A founder (with his brother Zalman, Chaim Zhitlovsky, Peretz, and his close friends Scholem Asch and Hersh Dovid Nomberg) of Yiddishism, he took part in the Czernowitz Yiddish Language Conference of 1908 at which Yiddish was proclaimed a national language of the Jews.

In 1910, he began the Warsaw literary weekly Eyropeyishe literatur (European Literature) and another called Fraye erd (Free Land).

In early 1911, Reyzen moved to New York City and contributed to Forverts and Tsukunft. His Troyerike motivn gevidmet oreme layt (Sad Motifs Dedicated to the Poor) was published (at Sholem Aleichem's recommendation) in Philadelphia’s Shtot tsaytung. From 1929, he worked exclusively for Forverts, where he wrote a story each week, without a break. In 1935, he completed the three-volume autobiographical Epizodn fun mayn lebn (Episodes from My Life).

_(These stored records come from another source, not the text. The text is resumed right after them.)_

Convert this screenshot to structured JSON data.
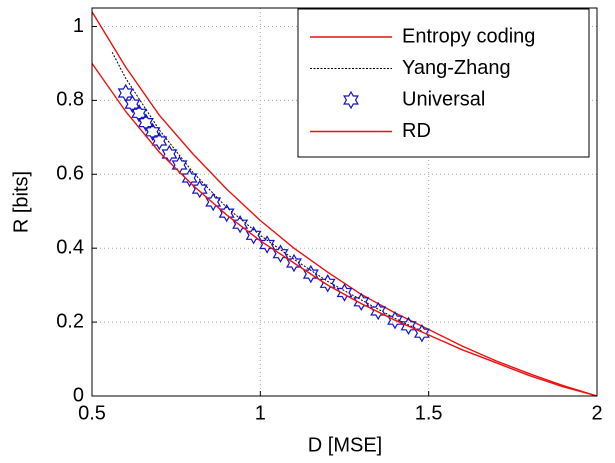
{
  "chart_data": {
    "type": "line",
    "xlabel": "D [MSE]",
    "ylabel": "R [bits]",
    "xlim": [
      0.5,
      2
    ],
    "xticks": [
      0.5,
      1,
      1.5,
      2
    ],
    "ylim": [
      0,
      1.05
    ],
    "yticks": [
      0,
      0.2,
      0.4,
      0.6,
      0.8,
      1
    ],
    "grid": true,
    "legend": "northeast",
    "series": [
      {
        "name": "Entropy coding",
        "color": "#ee1111",
        "linestyle": "solid",
        "marker": "none",
        "x": [
          0.5,
          0.6,
          0.7,
          0.8,
          0.9,
          1.0,
          1.1,
          1.2,
          1.3,
          1.4,
          1.5,
          1.6,
          1.7,
          1.8,
          1.9,
          2.0
        ],
        "values": [
          1.04,
          0.89,
          0.76,
          0.655,
          0.56,
          0.475,
          0.4,
          0.335,
          0.275,
          0.225,
          0.18,
          0.135,
          0.095,
          0.06,
          0.028,
          0
        ]
      },
      {
        "name": "Yang-Zhang",
        "color": "#000000",
        "linestyle": "dashed",
        "marker": "none",
        "x": [
          0.56,
          0.6,
          0.7,
          0.8,
          0.9,
          1.0,
          1.1,
          1.2,
          1.3,
          1.4,
          1.48
        ],
        "values": [
          0.93,
          0.86,
          0.72,
          0.605,
          0.51,
          0.435,
          0.37,
          0.31,
          0.26,
          0.21,
          0.175
        ]
      },
      {
        "name": "Universal",
        "color": "#1111cc",
        "linestyle": "none",
        "marker": "hexagram",
        "x": [
          0.6,
          0.62,
          0.64,
          0.66,
          0.68,
          0.7,
          0.73,
          0.76,
          0.79,
          0.82,
          0.86,
          0.9,
          0.94,
          0.98,
          1.02,
          1.06,
          1.1,
          1.15,
          1.2,
          1.25,
          1.3,
          1.35,
          1.4,
          1.44,
          1.48
        ],
        "values": [
          0.82,
          0.79,
          0.765,
          0.74,
          0.715,
          0.69,
          0.655,
          0.625,
          0.59,
          0.56,
          0.525,
          0.495,
          0.465,
          0.435,
          0.41,
          0.385,
          0.36,
          0.33,
          0.305,
          0.28,
          0.255,
          0.23,
          0.205,
          0.19,
          0.17
        ]
      },
      {
        "name": "RD",
        "color": "#ee1111",
        "linestyle": "solid",
        "marker": "none",
        "x": [
          0.5,
          0.6,
          0.7,
          0.8,
          0.9,
          1.0,
          1.1,
          1.2,
          1.3,
          1.4,
          1.5,
          1.6,
          1.7,
          1.8,
          1.9,
          2.0
        ],
        "values": [
          0.9,
          0.77,
          0.66,
          0.57,
          0.49,
          0.42,
          0.36,
          0.3,
          0.25,
          0.205,
          0.165,
          0.125,
          0.09,
          0.055,
          0.025,
          0
        ]
      }
    ]
  }
}
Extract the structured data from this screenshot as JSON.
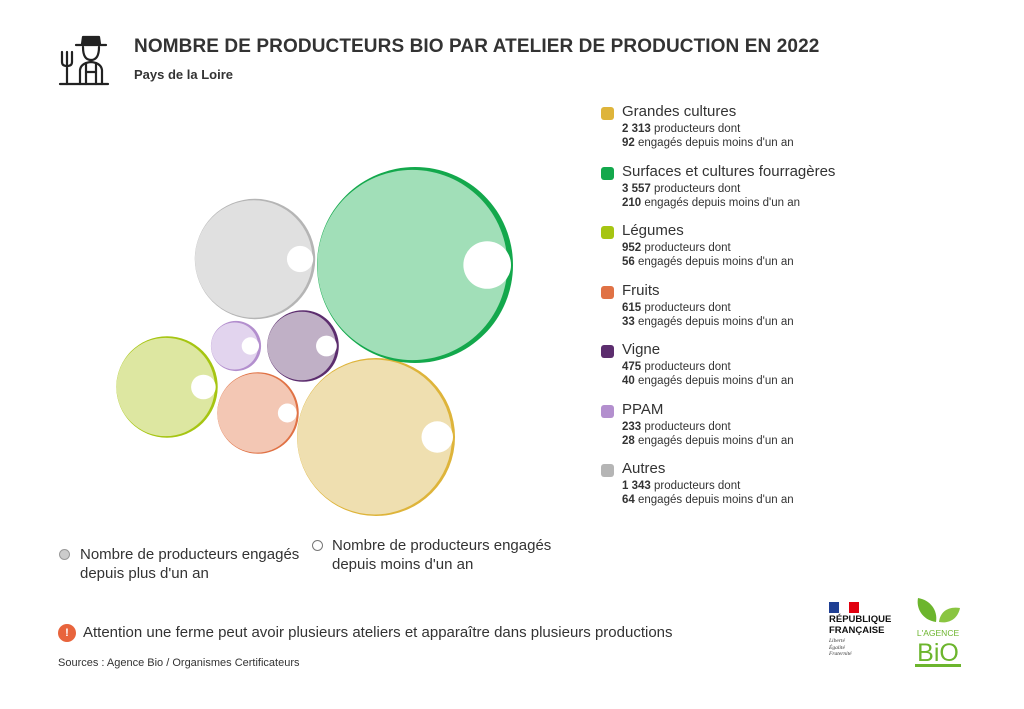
{
  "title": "NOMBRE DE PRODUCTEURS BIO PAR ATELIER DE PRODUCTION EN 2022",
  "subtitle": "Pays de la Loire",
  "header_icon": "farmer-with-pitchfork-icon",
  "chart_data": {
    "type": "bubble",
    "title": "NOMBRE DE PRODUCTEURS BIO PAR ATELIER DE PRODUCTION EN 2022",
    "subtitle": "Pays de la Loire",
    "series_measures": [
      "Nombre de producteurs engagés depuis plus d'un an",
      "Nombre de producteurs engagés depuis moins d'un an"
    ],
    "categories": [
      {
        "name": "Grandes cultures",
        "producteurs": 2313,
        "producteurs_label": "2 313",
        "recents": 92,
        "color": "#deb43a",
        "inner_color": "#efdfb0"
      },
      {
        "name": "Surfaces et cultures fourragères",
        "producteurs": 3557,
        "producteurs_label": "3 557",
        "recents": 210,
        "color": "#13a84c",
        "inner_color": "#a1dfb8"
      },
      {
        "name": "Légumes",
        "producteurs": 952,
        "producteurs_label": "952",
        "recents": 56,
        "color": "#a6c512",
        "inner_color": "#dde7a1"
      },
      {
        "name": "Fruits",
        "producteurs": 615,
        "producteurs_label": "615",
        "recents": 33,
        "color": "#e07245",
        "inner_color": "#f3c7b4"
      },
      {
        "name": "Vigne",
        "producteurs": 475,
        "producteurs_label": "475",
        "recents": 40,
        "color": "#5c2d6e",
        "inner_color": "#c0b0c6"
      },
      {
        "name": "PPAM",
        "producteurs": 233,
        "producteurs_label": "233",
        "recents": 28,
        "color": "#b38fce",
        "inner_color": "#e2d4ee"
      },
      {
        "name": "Autres",
        "producteurs": 1343,
        "producteurs_label": "1 343",
        "recents": 64,
        "color": "#b5b5b5",
        "inner_color": "#e0e0e0"
      }
    ]
  },
  "legend_texts": {
    "producers_suffix": "producteurs dont",
    "recent_suffix": "engagés depuis moins d'un an"
  },
  "key": {
    "older_label": "Nombre de producteurs engagés depuis plus d'un an",
    "recent_label": "Nombre de producteurs engagés depuis moins d'un an",
    "older_color": "#cccccc"
  },
  "note": {
    "icon": "!",
    "text": "Attention une ferme peut avoir plusieurs ateliers et apparaître dans plusieurs productions",
    "color": "#e8643c"
  },
  "source": "Sources : Agence Bio / Organismes Certificateurs",
  "logos": {
    "republique": {
      "line1": "RÉPUBLIQUE",
      "line2": "FRANÇAISE",
      "motto": [
        "Liberté",
        "Égalité",
        "Fraternité"
      ]
    },
    "agence_bio": {
      "line1": "L'AGENCE",
      "line2": "BiO"
    }
  }
}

He became a U.S. citizen in the 1930s. He died in New York City in 1953.

Irving Howe wrote about Reyzen:
"The miracle of a Reisen is not that he derives from the people but that he remains at harmony with them... Precisely because he regards being a Jew as a "natural" condition of life, beyond query or challenge, his poems and stories take his culture utterly for granted: they neither explain nor justify"

At his death in 1953, Reyzen was eulogized:
"There are many Yiddish writers who owe their success to Reisen's encouragement. For years he published and edited, under great sacrifices, Yiddish journals with the primary aim of providing a platform for young, struggling writers... He had no arrogance, no pretensions and no personal vanity."